For illustration purposes, here is a sample dataset that I'm using:
The items here are games that we want to recommend to users.
Once the model is instantiated, we can proceed to split our dataset to train and test our model. The general split is 20% test and 80% training.
train_df, valid_df = train_test_split(dataset, test_size=0.2)
# resetting indices to avoid indexing errors
train_df = train_df.reset_index(drop=True)
test_df = valid_df.reset_index(drop=True)
Now, we want to create our training function to train the model.
def train_epocs(model, epochs=10, lr=0.01, wd=0.0):
optimizer = torch.optim.Adam(model.parameters(), lr=lr, weight_decay=wd)
model.train()
for i in range(epochs):
usernames = torch.LongTensor(train_df.UserId.values)
game_titles = torch.LongTensor(train_df.TitleId.values)
ratings = torch.FloatTensor(train_df.Userscore.values)
y_hat = model(usernames, game_titles)
loss = F.mse_loss(y_hat, ratings)
optimizer.zero_grad() # reset gradient
loss.backward()
optimizer.step()
print(loss.item())
test(model)
In each iteration, the training function is basically updating our model to approach a smaller MSE (mean squared error). This is the idea of gradient descent. And finally, our test function, which will be called right after training is done.
def test(model):
model.eval()
usernames = torch.LongTensor(test_df.UserId.values)

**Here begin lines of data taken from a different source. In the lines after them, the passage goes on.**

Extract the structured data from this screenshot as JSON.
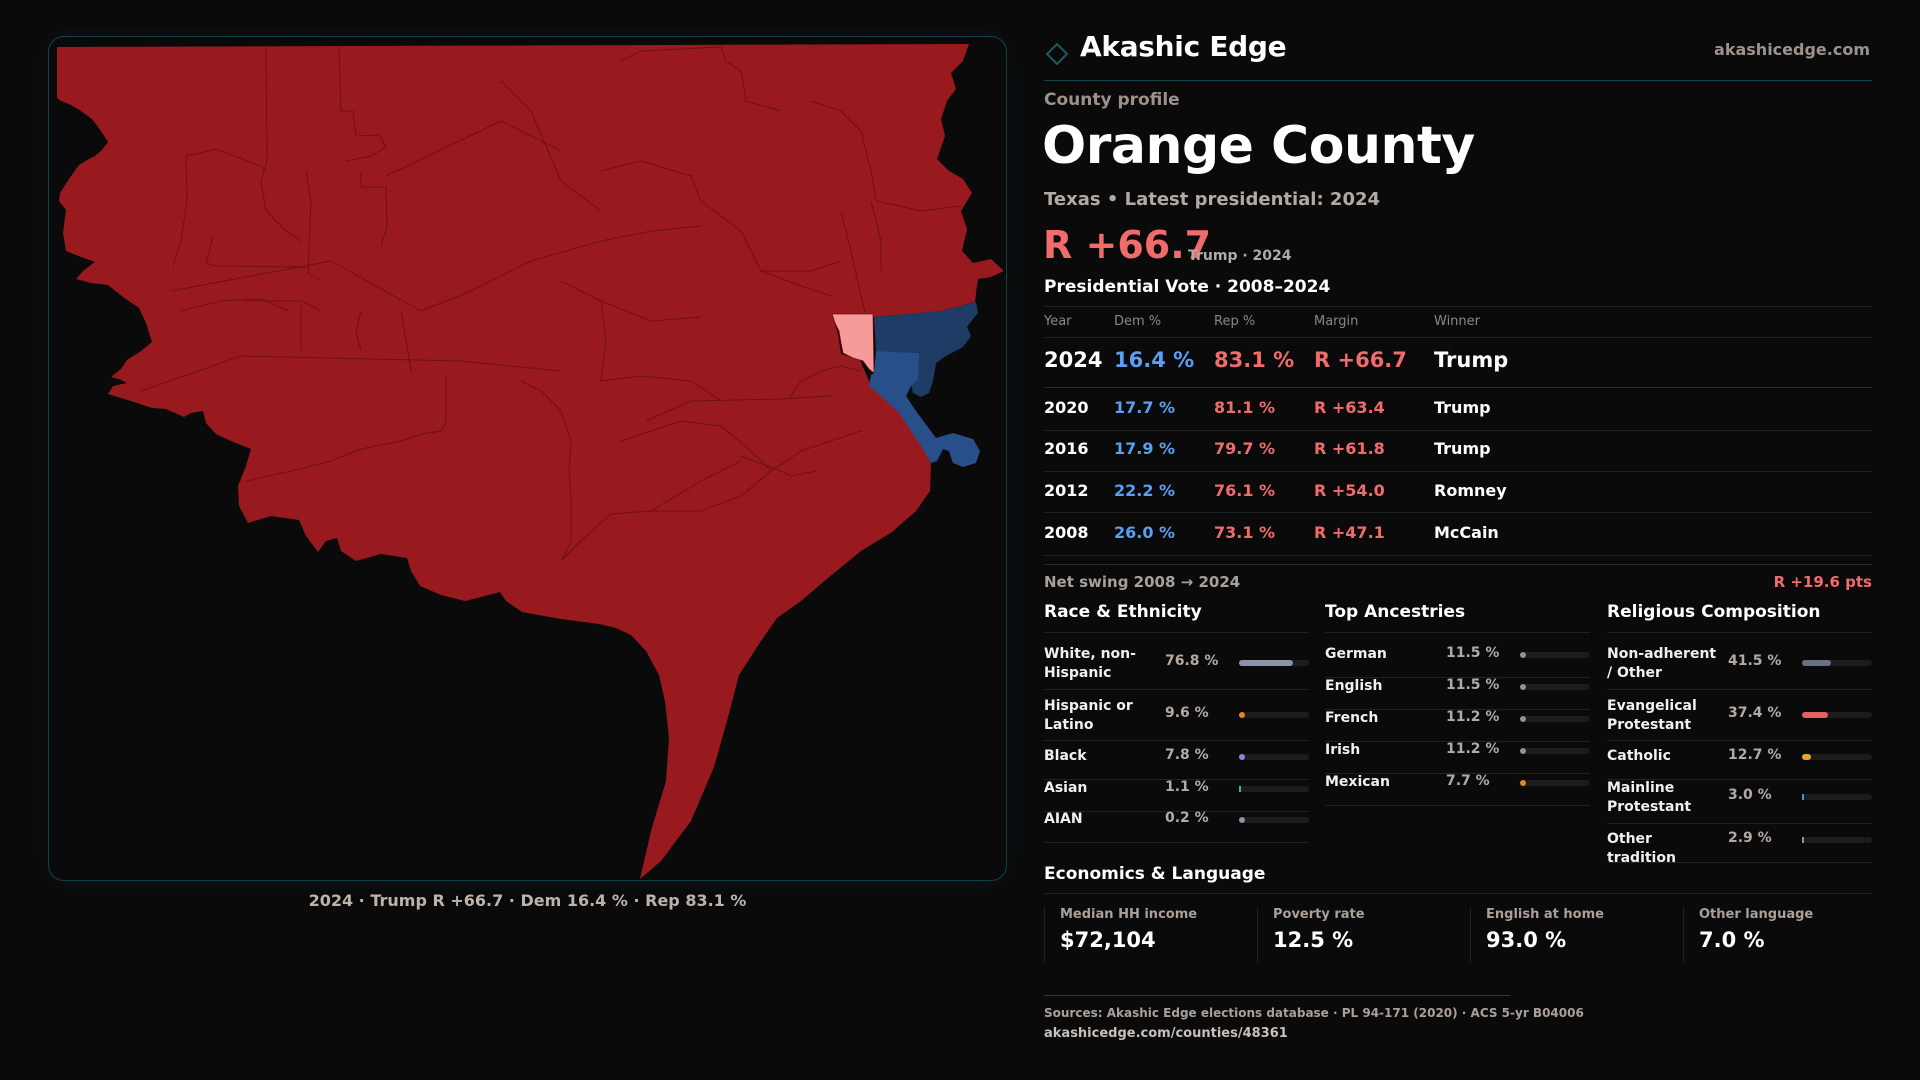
{
  "brand": {
    "name": "Akashic Edge",
    "site": "akashicedge.com",
    "logo_icon": "diamond-outline-icon"
  },
  "profile": {
    "kicker": "County profile",
    "county": "Orange County",
    "subtitle": "Texas • Latest presidential: 2024",
    "headline_margin": "R +66.7",
    "headline_sub": "Trump · 2024"
  },
  "colors": {
    "rep": "#f06b6b",
    "dem": "#5c9ef2",
    "map_rep_strong": "#981a1e",
    "map_rep_lean": "#f79a9a",
    "map_dem_strong": "#1f3c66",
    "map_dem_mid": "#284f8a",
    "accent_line": "#14454d"
  },
  "vote_table": {
    "title": "Presidential Vote · 2008–2024",
    "columns": [
      "Year",
      "Dem %",
      "Rep %",
      "Margin",
      "Winner"
    ],
    "rows": [
      {
        "year": "2024",
        "dem": "16.4 %",
        "rep": "83.1 %",
        "margin": "R +66.7",
        "winner": "Trump"
      },
      {
        "year": "2020",
        "dem": "17.7 %",
        "rep": "81.1 %",
        "margin": "R +63.4",
        "winner": "Trump"
      },
      {
        "year": "2016",
        "dem": "17.9 %",
        "rep": "79.7 %",
        "margin": "R +61.8",
        "winner": "Trump"
      },
      {
        "year": "2012",
        "dem": "22.2 %",
        "rep": "76.1 %",
        "margin": "R +54.0",
        "winner": "Romney"
      },
      {
        "year": "2008",
        "dem": "26.0 %",
        "rep": "73.1 %",
        "margin": "R +47.1",
        "winner": "McCain"
      }
    ],
    "swing_label": "Net swing 2008 → 2024",
    "swing_value": "R +19.6 pts"
  },
  "race": {
    "title": "Race & Ethnicity",
    "items": [
      {
        "label": "White, non-Hispanic",
        "value": "76.8 %",
        "pct": 76.8,
        "color": "#8b93a6"
      },
      {
        "label": "Hispanic or Latino",
        "value": "9.6 %",
        "pct": 9.6,
        "color": "#e08a1a"
      },
      {
        "label": "Black",
        "value": "7.8 %",
        "pct": 7.8,
        "color": "#9a7fe0"
      },
      {
        "label": "Asian",
        "value": "1.1 %",
        "pct": 1.1,
        "color": "#2fbf8f"
      },
      {
        "label": "AIAN",
        "value": "0.2 %",
        "pct": 0.2,
        "color": "#8b93a6"
      }
    ]
  },
  "ancestry": {
    "title": "Top Ancestries",
    "items": [
      {
        "label": "German",
        "value": "11.5 %",
        "pct": 11.5,
        "color": "#8b93a6"
      },
      {
        "label": "English",
        "value": "11.5 %",
        "pct": 11.5,
        "color": "#8b93a6"
      },
      {
        "label": "French",
        "value": "11.2 %",
        "pct": 11.2,
        "color": "#8b93a6"
      },
      {
        "label": "Irish",
        "value": "11.2 %",
        "pct": 11.2,
        "color": "#8b93a6"
      },
      {
        "label": "Mexican",
        "value": "7.7 %",
        "pct": 7.7,
        "color": "#e08a1a"
      }
    ]
  },
  "religion": {
    "title": "Religious Composition",
    "items": [
      {
        "label": "Non-adherent / Other",
        "value": "41.5 %",
        "pct": 41.5,
        "color": "#6a7080"
      },
      {
        "label": "Evangelical Protestant",
        "value": "37.4 %",
        "pct": 37.4,
        "color": "#e06363"
      },
      {
        "label": "Catholic",
        "value": "12.7 %",
        "pct": 12.7,
        "color": "#e0a82a"
      },
      {
        "label": "Mainline Protestant",
        "value": "3.0 %",
        "pct": 3.0,
        "color": "#4a8fe0"
      },
      {
        "label": "Other tradition",
        "value": "2.9 %",
        "pct": 2.9,
        "color": "#8b93a6"
      }
    ]
  },
  "economics": {
    "title": "Economics & Language",
    "cards": [
      {
        "label": "Median HH income",
        "value": "$72,104"
      },
      {
        "label": "Poverty rate",
        "value": "12.5 %"
      },
      {
        "label": "English at home",
        "value": "93.0 %"
      },
      {
        "label": "Other language",
        "value": "7.0 %"
      }
    ]
  },
  "map": {
    "caption": "2024 · Trump R +66.7 · Dem 16.4 % · Rep 83.1 %",
    "highlighted_county": "Orange County"
  },
  "footer": {
    "sources": "Sources: Akashic Edge elections database · PL 94-171 (2020) · ACS 5-yr B04006",
    "url": "akashicedge.com/counties/48361"
  }
}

game_titles = torch.LongTensor(test_df.TitleId.values)
ratings = torch.FloatTensor(test_df.Userscore.values)
y_hat = model(usernames, game_titles)
loss = F.mse_loss(y_hat, ratings)
print("test loss %.3f " % loss.item())
We can see that although our model's lowest MSE in our training dataset was about 3.776, the actual MSE based on our test dataset is about 8.778. Generally, this is a normal result but a big difference between the training and test MSE likely suggests that our model is overfitted.
Model Prediction
And now, we are ready to use our model for prediction! For example, to predict the ratings of games for user of userId 10, we can run the following lines:
user = torch.tensor([10])
games = torch.tensor(game_ratings['TitleId'].unique().tolist())
predictions = model(user_test, game_test).tolist()
print(predictions)
Notice that some of the predictions went over 10. To fix this, we can simply normalize our results like so:
normalized_predictions = [i/max(predictions)*10 for i in predictions]
print(normalized_predictions)
Finally, we can recommend some games by sorting our predictions list:
sortedIndices = predictions.argsort()
recommendations = dataset['Title'].unique()[sortedIndices][:30] # taking top 30
print(recommendations)
Obviously, there are still ways to further improve this model, but I'll leave it here for now. Thanks for reading!